Juhn Young, Kung Amiinah, Voigt Robert, Johnson Shirley
Department of Community Pediatric & Adolescent Medicine, Mayo Clinic, Rochester, Minnesota 55944, USA.
Prim Care Respir J. 2011 Mar;20(1):79-83. doi: 10.4104/pcrj.2010.00076.
To characterise the relationship between ICD code-based (i.e. physician diagnosis-based) and criteria-based asthma ascertainment.
We compared identification of children with asthma between criteria-based medical record review for asthma ascertainment and an ICD-9 code-based approach. We determined the agreement rate and validity index of ICD code-based asthma ascertainment using asthma status by medical record review as a gold standard.
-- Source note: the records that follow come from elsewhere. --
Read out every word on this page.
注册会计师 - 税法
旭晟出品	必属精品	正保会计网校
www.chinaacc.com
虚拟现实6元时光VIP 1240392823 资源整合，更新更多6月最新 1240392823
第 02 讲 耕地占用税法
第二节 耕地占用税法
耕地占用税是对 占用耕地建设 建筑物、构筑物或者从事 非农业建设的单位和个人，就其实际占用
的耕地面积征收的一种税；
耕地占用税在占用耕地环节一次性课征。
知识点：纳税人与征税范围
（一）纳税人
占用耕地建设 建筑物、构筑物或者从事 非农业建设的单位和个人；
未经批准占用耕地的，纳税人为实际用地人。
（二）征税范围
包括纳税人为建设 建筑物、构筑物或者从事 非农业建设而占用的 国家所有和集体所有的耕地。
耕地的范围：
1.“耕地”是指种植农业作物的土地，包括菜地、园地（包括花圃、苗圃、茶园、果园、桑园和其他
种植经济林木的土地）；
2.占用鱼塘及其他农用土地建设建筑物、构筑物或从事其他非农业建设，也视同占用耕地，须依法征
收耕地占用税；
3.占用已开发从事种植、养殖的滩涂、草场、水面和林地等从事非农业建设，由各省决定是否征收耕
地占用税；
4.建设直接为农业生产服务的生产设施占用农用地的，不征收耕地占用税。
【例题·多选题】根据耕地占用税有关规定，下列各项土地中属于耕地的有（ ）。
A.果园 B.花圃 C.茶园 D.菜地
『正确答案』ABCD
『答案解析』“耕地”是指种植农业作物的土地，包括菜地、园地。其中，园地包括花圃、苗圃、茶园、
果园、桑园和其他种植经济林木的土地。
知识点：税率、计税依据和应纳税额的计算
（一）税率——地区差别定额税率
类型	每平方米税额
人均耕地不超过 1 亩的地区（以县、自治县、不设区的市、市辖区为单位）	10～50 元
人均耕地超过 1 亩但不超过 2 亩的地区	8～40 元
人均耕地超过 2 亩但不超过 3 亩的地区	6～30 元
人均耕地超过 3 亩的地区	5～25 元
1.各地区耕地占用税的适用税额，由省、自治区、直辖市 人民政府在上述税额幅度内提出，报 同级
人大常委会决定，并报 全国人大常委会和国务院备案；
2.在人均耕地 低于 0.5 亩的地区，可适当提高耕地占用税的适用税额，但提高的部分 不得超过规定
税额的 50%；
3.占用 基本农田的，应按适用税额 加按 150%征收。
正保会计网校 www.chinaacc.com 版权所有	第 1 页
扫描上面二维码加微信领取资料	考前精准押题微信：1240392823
Of the 115 study subjects, the agreement between medical record review and ICD-9 coding was 81.6% with a kappa value of 0.28 (P<0.0001). Sensitivity, specificity, positive and negative predictive values for ICD-9 code were 24.0%, 97.8%, 75.0%, and 82.0%, respectively, using criteria for asthma by medical record review as gold standard.
ICD code-based asthma ascertainment appears to under-identify children with asthma compared to criteria-based medical record review. ICD codes may be useful for etiologic research but may not be suitable for surveillance of asthma epidemiology.
描述基于国际疾病分类代码(即基于医生诊断)的哮喘确诊与基于标准的哮喘确诊之间的关系。
我们比较了基于标准的病历审查确诊哮喘儿童与基于国际疾病分类第九版(ICD-9)代码的方法在哮喘确诊方面的情况。我们以病历审查确定的哮喘状态作为金标准,确定基于ICD代码的哮喘确诊的一致率和效度指数。
在115名研究对象中,病历审查与ICD-9编码之间的一致性为81.6%,kappa值为0.28(P<0.0001)。以病历审查的哮喘标准作为金标准,ICD-9代码的敏感性、特异性、阳性预测值和阴性预测值分别为24.0%、97.8%、75.0%和82.0%。
与基于标准的病历审查相比,基于ICD代码的哮喘确诊似乎会漏诊哮喘儿童。ICD代码可能对病因学研究有用,但可能不适用于哮喘流行病学监测。